RFR: JDK-8207169: X86: Modularize cmpxchg-oop assembler for C1 and C2

Mon Sep 3 08:59:13 UTC 2018

I wasn't sure that the BarrierSetC1 interface allows to define custom ops. This sounds like a good natural solution. Ditto for C2. Let's see if we can make that work.

Roman

Am 3. September 2018 10:37:04 MESZ schrieb "Erik Österlund" <erik.osterlund at oracle.com>:
>Hi Roland,
>
>First of all, I apologize for getting your name wrong in the last
>email.
>
>On 2018-08-31 16:46, Roland Westrelin wrote:
>>> Well... C1 uses CAS in the heap only for the Unsafe CAS intrinsic,
>>> which is indeed inserted at parse time. And all other GCs alter the
>>> CFG for the GC barriers in their CAS barriers, using LIR. Except
>>> Epsilon I suppose.
>> Are you talking about for instance G1BarrierSetC1::pre_barrier()?
>That
>> method adds control flow withing a basic block. It doesn't hack the
>CFG
>> (it doesn't add new basic blocks).
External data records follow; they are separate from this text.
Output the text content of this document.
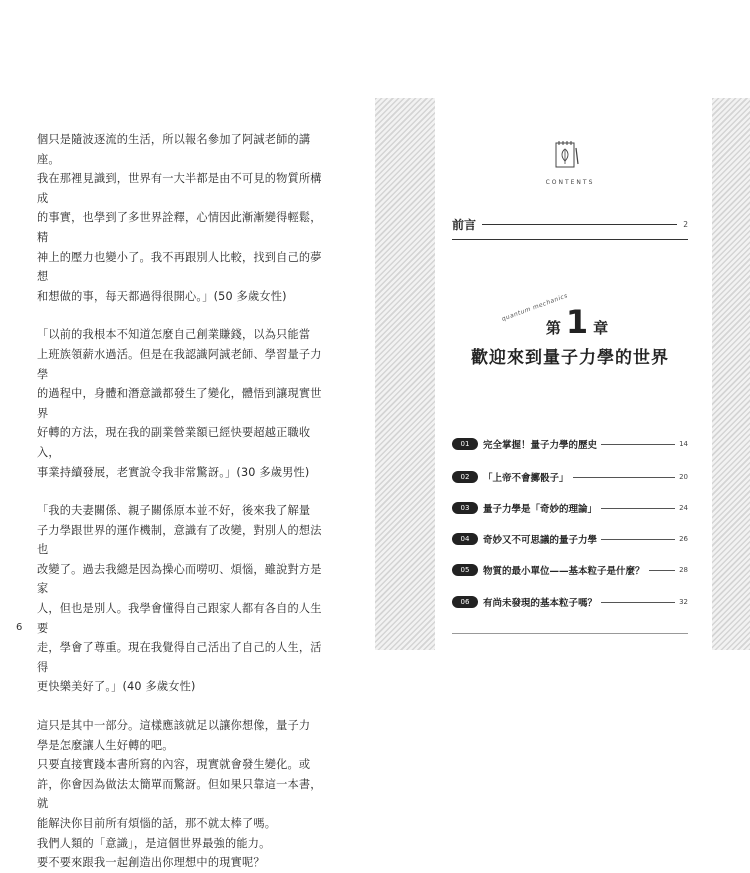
個只是隨波逐流的生活，所以報名參加了阿誠老師的講座。
我在那裡見識到，世界有一大半都是由不可見的物質所構成
的事實，也學到了多世界詮釋，心情因此漸漸變得輕鬆，精
神上的壓力也變小了。我不再跟別人比較，找到自己的夢想
和想做的事，每天都過得很開心。」(50 多歲女性)

「以前的我根本不知道怎麼自己創業賺錢，以為只能當
上班族領薪水過活。但是在我認識阿誠老師、學習量子力學
的過程中，身體和潛意識都發生了變化，體悟到讓現實世界
好轉的方法，現在我的副業營業額已經快要超越正職收入，
事業持續發展，老實說令我非常驚訝。」(30 多歲男性)

「我的夫妻關係、親子關係原本並不好，後來我了解量
子力學跟世界的運作機制，意識有了改變，對別人的想法也
改變了。過去我總是因為操心而嘮叨、煩惱，雖說對方是家
人，但也是別人。我學會懂得自己跟家人都有各自的人生要
走，學會了尊重。現在我覺得自己活出了自己的人生，活得
更快樂美好了。」(40 多歲女性)

這只是其中一部分。這樣應該就足以讓你想像，量子力
學是怎麼讓人生好轉的吧。
只要直接實踐本書所寫的內容，現實就會發生變化。或
許，你會因為做法太簡單而驚訝。但如果只靠這一本書，就
能解決你目前所有煩惱的話，那不就太棒了嗎。
我們人類的「意識」，是這個世界最強的能力。
要不要來跟我一起創造出你理想中的現實呢？

6
CONTENTS
前言	2
quantum mechanics
第 1 章
歡迎來到量子力學的世界
01	完全掌握！量子力學的歷史	14
02	「上帝不會擲骰子」	20
03	量子力學是「奇妙的理論」	24
04	奇妙又不可思議的量子力學	26
05	物質的最小單位——基本粒子是什麼？	28
06	有尚未發現的基本粒子嗎？	32
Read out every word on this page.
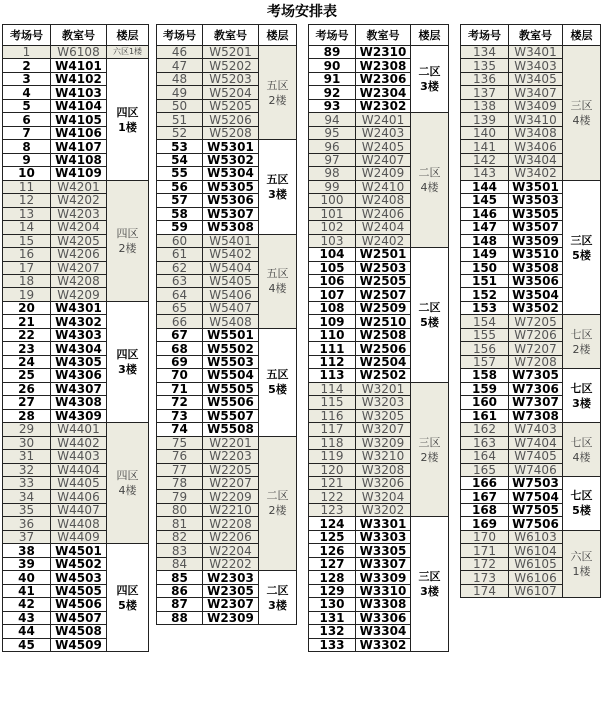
考场安排表
考场号	教室号	楼层
1	W6108	六区1楼
2	W4101	四区
1楼
3	W4102	
4	W4103	
5	W4104	
6	W4105	
7	W4106	
8	W4107	
9	W4108	
10	W4109	
11	W4201	四区
2楼
12	W4202	
13	W4203	
14	W4204	
15	W4205	
16	W4206	
17	W4207	
18	W4208	
19	W4209	
20	W4301	四区
3楼
21	W4302	
22	W4303	
23	W4304	
24	W4305	
25	W4306	
26	W4307	
27	W4308	
28	W4309	
29	W4401	四区
4楼
30	W4402	
31	W4403	
32	W4404	
33	W4405	
34	W4406	
35	W4407	
36	W4408	
37	W4409	
38	W4501	四区
5楼
39	W4502	
40	W4503	
41	W4505	
42	W4506	
43	W4507	
44	W4508	
45	W4509	
考场号	教室号	楼层
46	W5201	五区
2楼
47	W5202	
48	W5203	
49	W5204	
50	W5205	
51	W5206	
52	W5208	
53	W5301	五区
3楼
54	W5302	
55	W5304	
56	W5305	
57	W5306	
58	W5307	
59	W5308	
60	W5401	五区
4楼
61	W5402	
62	W5404	
63	W5405	
64	W5406	
65	W5407	
66	W5408	
67	W5501	五区
5楼
68	W5502	
69	W5503	
70	W5504	
71	W5505	
72	W5506	
73	W5507	
74	W5508	
75	W2201	二区
2楼
76	W2203	
77	W2205	
78	W2207	
79	W2209	
80	W2210	
81	W2208	
82	W2206	
83	W2204	
84	W2202	
85	W2303	二区
3楼
86	W2305	
87	W2307	
88	W2309	
考场号	教室号	楼层
89	W2310	二区
3楼
90	W2308	
91	W2306	
92	W2304	
93	W2302	
94	W2401	二区
4楼
95	W2403	
96	W2405	
97	W2407	
98	W2409	
99	W2410	
100	W2408	
101	W2406	
102	W2404	
103	W2402	
104	W2501	二区
5楼
105	W2503	
106	W2505	
107	W2507	
108	W2509	
109	W2510	
110	W2508	
111	W2506	
112	W2504	
113	W2502	
114	W3201	三区
2楼
115	W3203	
116	W3205	
117	W3207	
118	W3209	
119	W3210	
120	W3208	
121	W3206	
122	W3204	
123	W3202	
124	W3301	三区
3楼
125	W3303	
126	W3305	
127	W3307	
128	W3309	
129	W3310	
130	W3308	
131	W3306	
132	W3304	
133	W3302	
考场号	教室号	楼层
134	W3401	三区
4楼
135	W3403	
136	W3405	
137	W3407	
138	W3409	
139	W3410	
140	W3408	
141	W3406	
142	W3404	
143	W3402	
144	W3501	三区
5楼
145	W3503	
146	W3505	
147	W3507	
148	W3509	
149	W3510	
150	W3508	
151	W3506	
152	W3504	
153	W3502	
154	W7205	七区
2楼
155	W7206	
156	W7207	
157	W7208	
158	W7305	七区
3楼
159	W7306	
160	W7307	
161	W7308	
162	W7403	七区
4楼
163	W7404	
164	W7405	
165	W7406	
166	W7503	七区
5楼
167	W7504	
168	W7505	
169	W7506	
170	W6103	六区
1楼
171	W6104	
172	W6105	
173	W6106	
174	W6107	
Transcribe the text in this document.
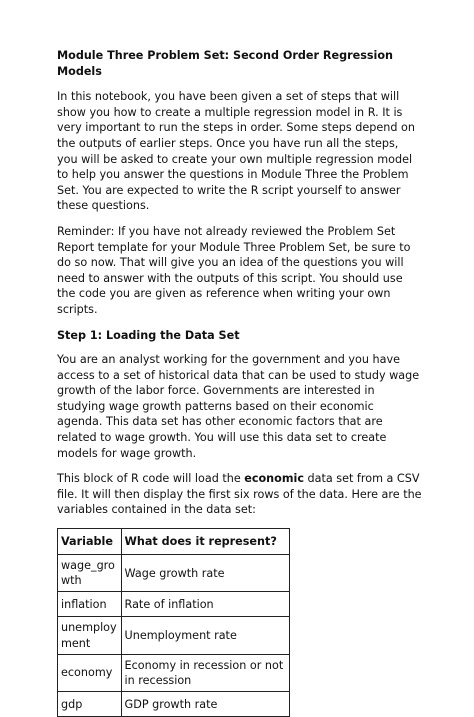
Module Three Problem Set: Second Order Regression Models

In this notebook, you have been given a set of steps that will show you how to create a multiple regression model in R. It is very important to run the steps in order. Some steps depend on the outputs of earlier steps. Once you have run all the steps, you will be asked to create your own multiple regression model to help you answer the questions in Module Three the Problem Set. You are expected to write the R script yourself to answer these questions.

Reminder: If you have not already reviewed the Problem Set Report template for your Module Three Problem Set, be sure to do so now. That will give you an idea of the questions you will need to answer with the outputs of this script. You should use the code you are given as reference when writing your own scripts.

Step 1: Loading the Data Set

You are an analyst working for the government and you have access to a set of historical data that can be used to study wage growth of the labor force. Governments are interested in studying wage growth patterns based on their economic agenda. This data set has other economic factors that are related to wage growth. You will use this data set to create models for wage growth.

This block of R code will load the economic data set from a CSV file. It will then display the first six rows of the data. Here are the variables contained in the data set:

Variable	What does it represent?
wage_growth	Wage growth rate
inflation	Rate of inflation
unemployment	Unemployment rate
economy	Economy in recession or not in recession
gdp	GDP growth rate
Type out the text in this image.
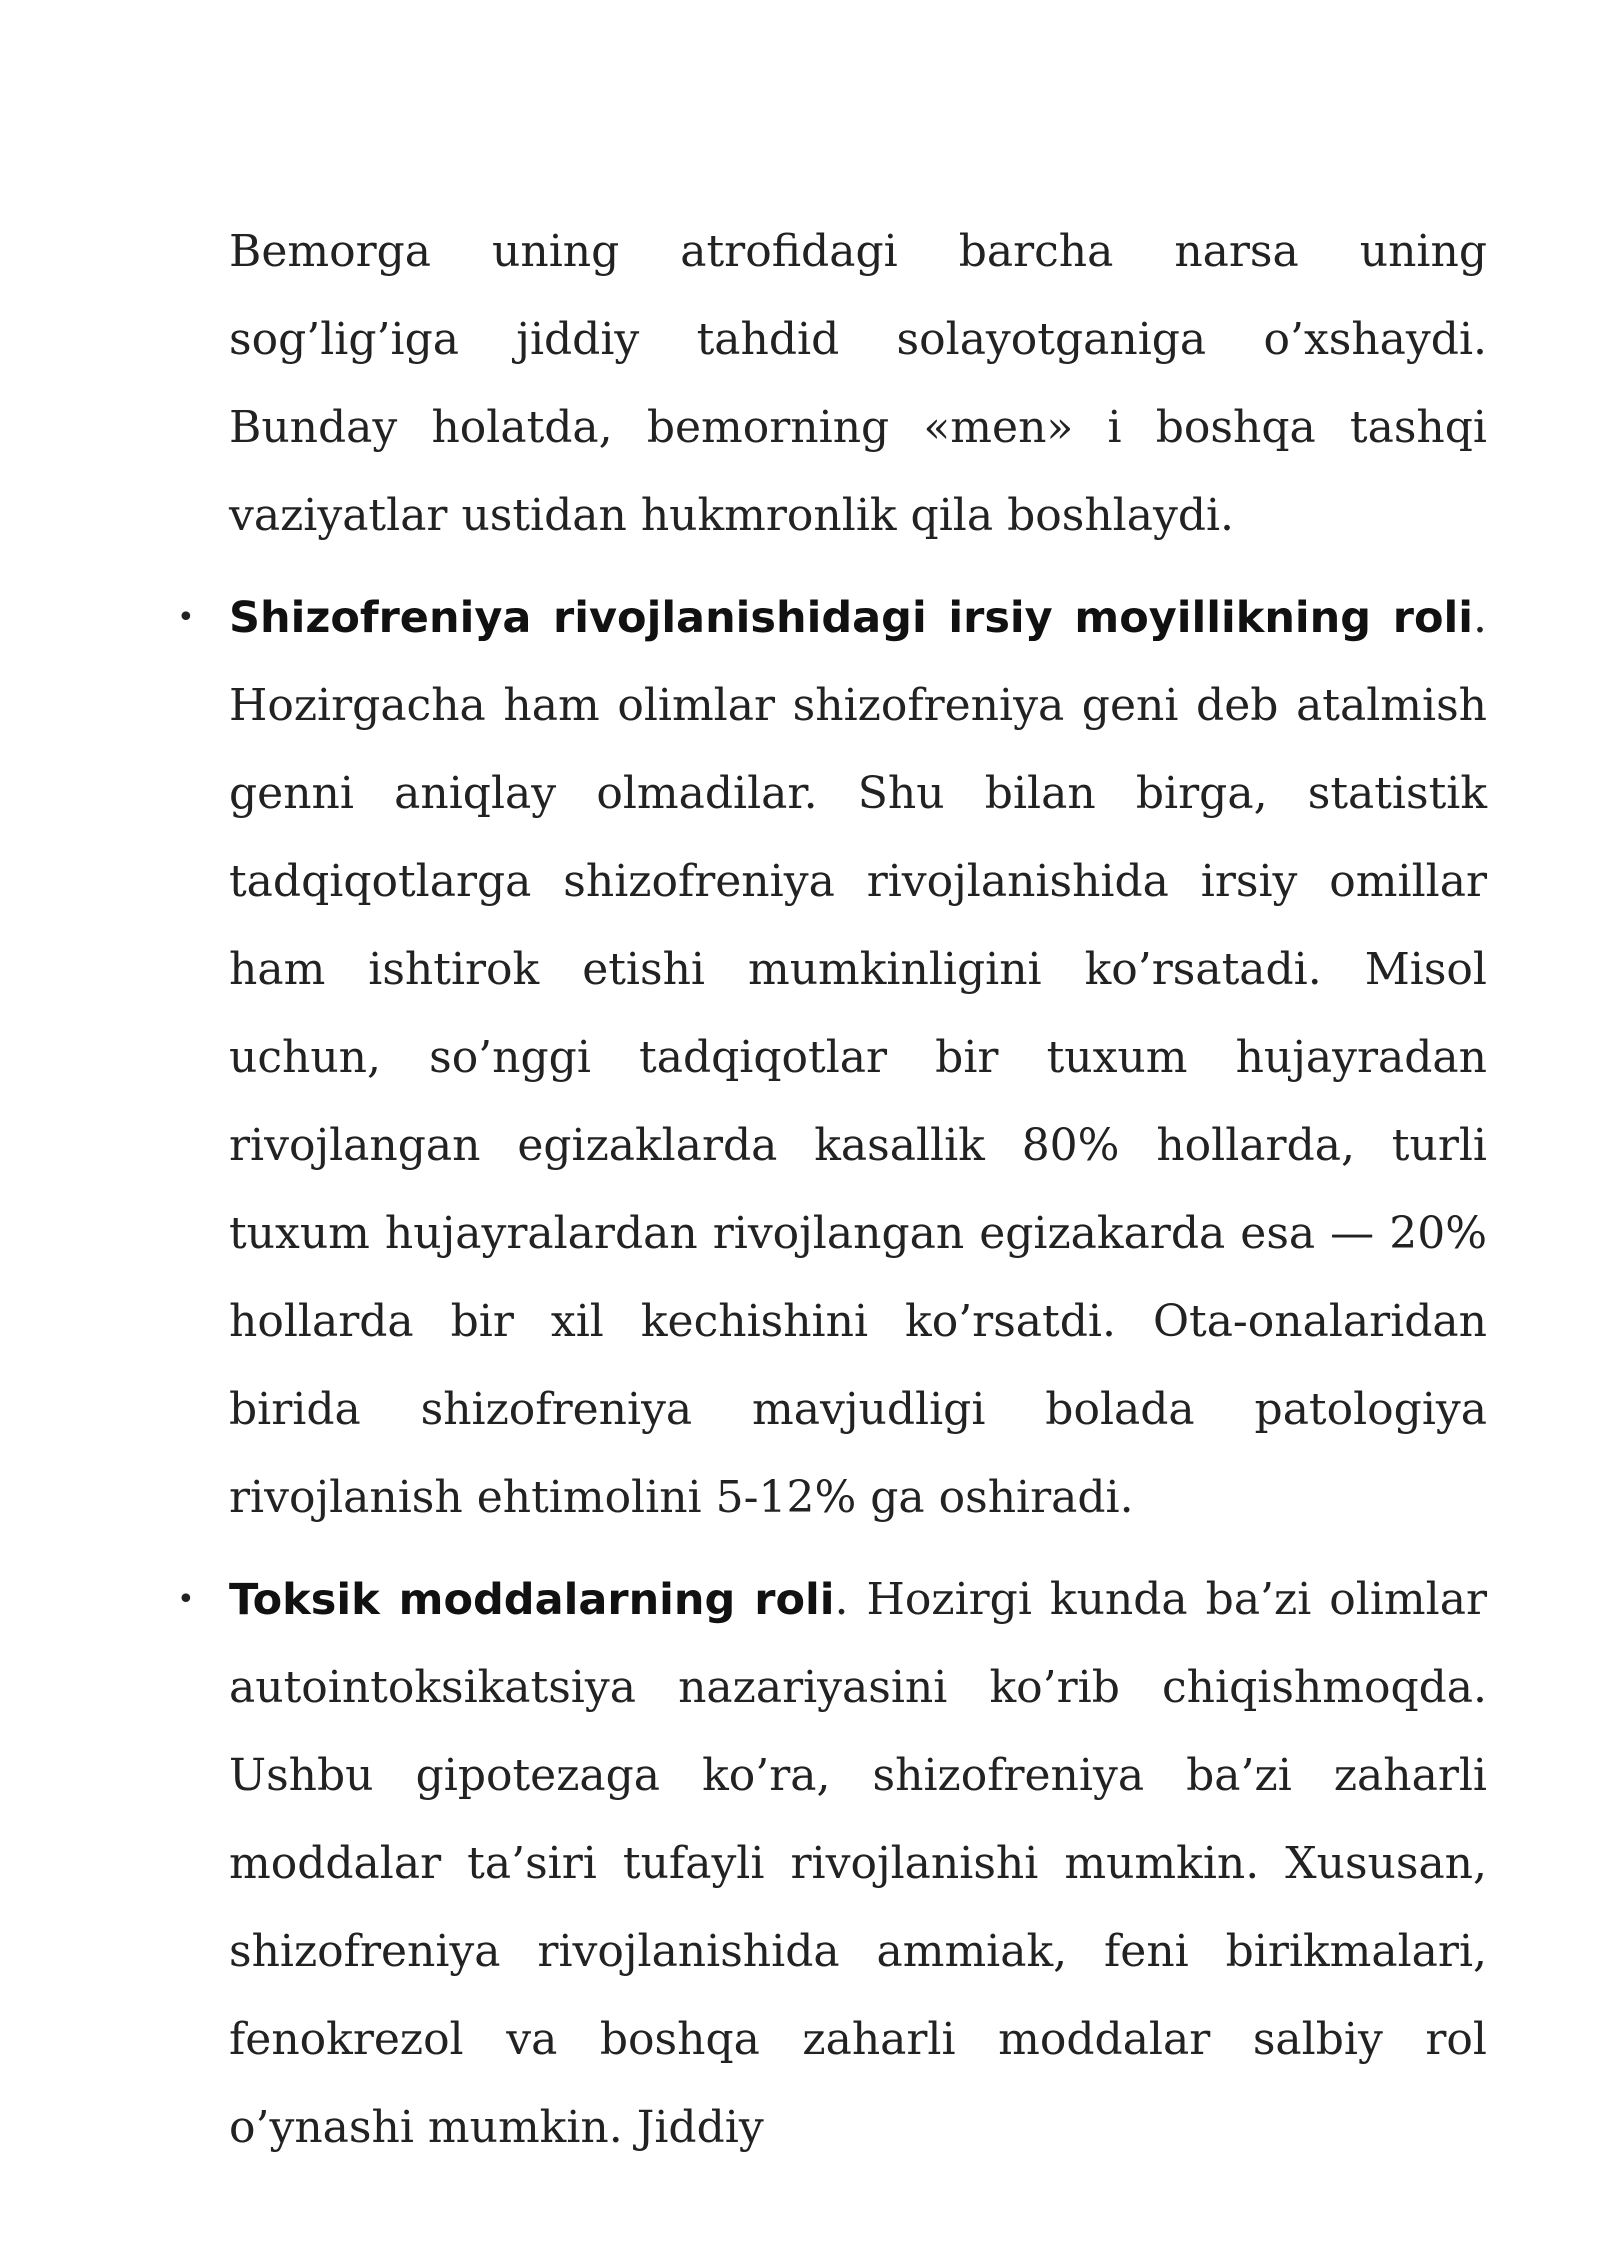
Bemorga uning atrofidagi barcha narsa uning sog’lig’iga jiddiy tahdid solayotganiga o’xshaydi. Bunday holatda, bemorning «men» i boshqa tashqi vaziyatlar ustidan hukmronlik qila boshlaydi.

• Shizofreniya rivojlanishidagi irsiy moyillikning roli. Hozirgacha ham olimlar shizofreniya geni deb atalmish genni aniqlay olmadilar. Shu bilan birga, statistik tadqiqotlarga shizofreniya rivojlanishida irsiy omillar ham ishtirok etishi mumkinligini ko’rsatadi. Misol uchun, so’nggi tadqiqotlar bir tuxum hujayradan rivojlangan egizaklarda kasallik 80% hollarda, turli tuxum hujayralardan rivojlangan egizakarda esa — 20% hollarda bir xil kechishini ko’rsatdi. Ota-onalaridan birida shizofreniya mavjudligi bolada patologiya rivojlanish ehtimolini 5-12% ga oshiradi.

• Toksik moddalarning roli. Hozirgi kunda ba’zi olimlar autointoksikatsiya nazariyasini ko’rib chiqishmoqda. Ushbu gipotezaga ko’ra, shizofreniya ba’zi zaharli moddalar ta’siri tufayli rivojlanishi mumkin. Xususan, shizofreniya rivojlanishida ammiak, feni birikmalari, fenokrezol va boshqa zaharli moddalar salbiy rol o’ynashi mumkin. Jiddiy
How can the register allocator
>> compute liveness without a correct CFG? Either
>> G1BarrierSetC1::pre_barrier() is a simple enough case that register
>> allocation is correct or there are some nasty bugs in there. In any
>> case, building control flow within a block like
>> G1BarrierSetC1::pre_barrier() does is an ugly hack. Doing anything
>more
>> complicated that way is asking for trouble.
>
>The C1 basic blocks are built and optimized as part of the HIR and are 
>not to be changed after that. Once the HIR is generated, the LIR
>inserts 
>operations required for lowering this optimized HIR to machine code. 
>After IR::compute_code() of the HIR, those basic blocks are set in 
>stone. That means that any control flow alterations needed by the 
>LIRGenerator, which comes into play after that, is going to use
>branches 
>within the HIR basic block instead (as we promised not to change the
>HIR 
>basic blocks after the HIR is built and optimized). I can see how that 
>might feel like a hack, but that is kind of the way that things are 
>currently done in C1. It is used this way for all barrier sets today 
>(UseCondCardMark for card marking GCs, for G1, ZGC), and it's also used
>
>by T_BOOLEAN normalization, switch statements, checking for referents
>in 
>unsafe intrinsics etc. I suppose the stubs inserted at the LIR level 
>also similarly break the basic block abstraction of the HIR level.
>These 
>are things that can of course be changed into a more strict basic block
>
>model even at the LIR level. But I don't know how much that would help 
>given that this is just the pass before lowering to machine code. But 
>that is a whole different discussion.
>
>I do not propose to move the GC barriers into the HIR - it is too
>early. 
>I propose to insert it at the LIR level like all the other GCs, in a 
>similar way to all the other GCs, using the same mechanisms used by all
>
>the other GCs.
>
>@Roman: If you feel more comfortable using your own LIR_Op with your
>own 
>lowering or stubs instead because you want this written in assembly for
>
>whatever reason, then I am fine with that too as long as it is
>contained 
>in the shenandoah folders. What I do have reservations against is to 
>change the API that everybody else uses to make the LIRGenerator raw
>CAS 
>get lowered into a not raw Access call to the macro assembler, passing 
>in temporary registers used by Shenandoah from above into the raw cas 
>used by the not raw macro assembler access CAS.
>
>For example, in ZGC we have a class LIR_OpZLoadBarrierTest LIR_Op 
>defined in zBarrierSetC1.cpp, which allows us to do custom machine 
>dependent lowering of the test itself, which can be inserted into the 
>LIR list.
>
>I hope we are on the same page here!
>
>Thanks,
>/Erik
>
>> Roland.